Anthony Baxter’s soon-to-be released documentary, You’ve Been Trumped, is an unabashedly hostile portrait of a billionaire developer in action as he embarks on a grandiose project in Scotland.  The $1.5 billion project involves building two 18-hole golf course (the first one opened last month), a 450-bedroom luxury hotel, and a complex of apartments and golf villas on the North Sea coast.

Needless to say, opposition to Trump scarring the once-pristine land was fierce, but what really ticked off the locals was the announcement of the building of a store called “Donald’s Den.”

Shirley Strunkovich, marketing analyst, stated that, “’Donald’s Den’ sells all Trump.  Nothing but Trump.”  This includes a 16’ x 16’ pest control device built like the infamous ‘Roach Motel’ that’s called ‘Russian Model Motel.’  Its inside floor and walls is drenched in green glue that smells like freshly printed $100 bills which attracts then traps right-off-the-boat Russian models—and later traps them into having sex with follically challenged 66 year old American men.

Ms. Strunkovich further noted: “’Donald’s Den’ will sell a body spray called, ‘Wet Cold Cash.’  This not only smells like money, but is guaranteed to make any elderly, unattractive users look attractive to young, attractive women.”

And for those that can’t get enough of Trump, we have heard rumors 6’ tall blow-up dolls in Trump’s image called ‘Trump’s Ego Inflating Inflatable Dolls.’  When you pull a cord on the doll’s back, the dolly says:

“Go ahead.  Give me a pull.”

“Pull me the wrong way and you’ve got a lawsuit, buddy.”

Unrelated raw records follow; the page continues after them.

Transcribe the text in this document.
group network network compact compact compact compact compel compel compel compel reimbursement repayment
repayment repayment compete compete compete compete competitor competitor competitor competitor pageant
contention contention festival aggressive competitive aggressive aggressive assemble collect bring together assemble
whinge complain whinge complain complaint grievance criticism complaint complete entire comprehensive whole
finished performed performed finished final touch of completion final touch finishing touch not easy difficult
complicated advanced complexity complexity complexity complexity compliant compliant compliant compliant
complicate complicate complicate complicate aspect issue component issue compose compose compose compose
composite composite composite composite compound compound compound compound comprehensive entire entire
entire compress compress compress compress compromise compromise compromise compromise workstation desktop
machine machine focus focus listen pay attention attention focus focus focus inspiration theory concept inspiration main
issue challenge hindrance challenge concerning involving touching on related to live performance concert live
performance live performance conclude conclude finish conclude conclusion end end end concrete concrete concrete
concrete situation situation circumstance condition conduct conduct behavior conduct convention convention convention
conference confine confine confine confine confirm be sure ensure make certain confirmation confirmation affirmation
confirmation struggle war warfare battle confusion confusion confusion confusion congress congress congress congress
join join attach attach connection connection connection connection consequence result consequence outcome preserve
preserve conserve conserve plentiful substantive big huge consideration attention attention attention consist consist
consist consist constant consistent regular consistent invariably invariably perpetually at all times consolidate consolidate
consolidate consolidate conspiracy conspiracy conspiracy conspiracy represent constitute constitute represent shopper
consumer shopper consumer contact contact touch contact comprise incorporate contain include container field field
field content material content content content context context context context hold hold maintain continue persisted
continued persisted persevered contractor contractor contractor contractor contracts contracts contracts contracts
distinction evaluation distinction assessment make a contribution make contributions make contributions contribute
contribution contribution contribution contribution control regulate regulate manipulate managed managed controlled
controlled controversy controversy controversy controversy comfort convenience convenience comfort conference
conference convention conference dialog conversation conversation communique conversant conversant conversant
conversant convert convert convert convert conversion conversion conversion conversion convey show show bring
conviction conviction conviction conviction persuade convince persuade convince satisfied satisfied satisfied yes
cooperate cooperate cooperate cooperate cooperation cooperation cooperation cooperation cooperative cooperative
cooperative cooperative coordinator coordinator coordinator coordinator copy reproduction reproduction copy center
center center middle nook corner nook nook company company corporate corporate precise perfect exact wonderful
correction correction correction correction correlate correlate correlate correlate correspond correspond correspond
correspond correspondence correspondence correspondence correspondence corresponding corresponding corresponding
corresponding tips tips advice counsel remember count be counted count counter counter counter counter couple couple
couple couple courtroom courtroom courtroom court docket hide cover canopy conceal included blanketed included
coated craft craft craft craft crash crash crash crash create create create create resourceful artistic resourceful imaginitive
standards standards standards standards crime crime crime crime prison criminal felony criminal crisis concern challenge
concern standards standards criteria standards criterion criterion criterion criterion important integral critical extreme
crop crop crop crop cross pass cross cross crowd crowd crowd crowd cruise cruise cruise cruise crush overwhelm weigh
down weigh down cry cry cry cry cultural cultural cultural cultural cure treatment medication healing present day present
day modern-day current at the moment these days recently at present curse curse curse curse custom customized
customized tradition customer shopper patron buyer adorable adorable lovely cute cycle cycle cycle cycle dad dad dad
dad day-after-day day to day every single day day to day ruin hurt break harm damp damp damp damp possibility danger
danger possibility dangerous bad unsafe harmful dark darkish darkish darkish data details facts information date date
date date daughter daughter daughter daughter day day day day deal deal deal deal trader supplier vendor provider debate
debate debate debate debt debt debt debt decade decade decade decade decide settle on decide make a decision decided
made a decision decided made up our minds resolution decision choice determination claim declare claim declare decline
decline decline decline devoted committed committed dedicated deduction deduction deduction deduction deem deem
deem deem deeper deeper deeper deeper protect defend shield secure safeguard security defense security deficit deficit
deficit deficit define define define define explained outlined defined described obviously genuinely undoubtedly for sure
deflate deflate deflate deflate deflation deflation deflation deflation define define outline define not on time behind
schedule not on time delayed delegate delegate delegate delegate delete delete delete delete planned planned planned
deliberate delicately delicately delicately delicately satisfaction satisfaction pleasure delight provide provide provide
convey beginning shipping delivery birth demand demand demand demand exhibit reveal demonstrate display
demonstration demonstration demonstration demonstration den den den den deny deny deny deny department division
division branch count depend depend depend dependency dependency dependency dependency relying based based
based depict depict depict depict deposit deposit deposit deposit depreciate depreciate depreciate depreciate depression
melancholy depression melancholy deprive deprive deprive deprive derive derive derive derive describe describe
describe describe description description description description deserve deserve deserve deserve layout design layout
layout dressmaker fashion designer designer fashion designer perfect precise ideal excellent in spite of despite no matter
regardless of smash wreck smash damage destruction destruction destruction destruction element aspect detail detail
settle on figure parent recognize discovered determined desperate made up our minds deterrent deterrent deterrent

“I am worth billions in theory but not on paper.”

“I know what you’re asking yourself.  What’s more plastic?  The doll or my hair.”

“You can never throw this doll out.  I terminate people, people don’t terminate me!”

“Wanna know why you paid so much for me?  How many blow up dolls do you know that are full of hot air and crap?”

“Complaining about me is useless, Scotland.  Know why?  No one outside of your piss-ant country can understand a word you’re saying, you unintelligible, drunken haggis heads.”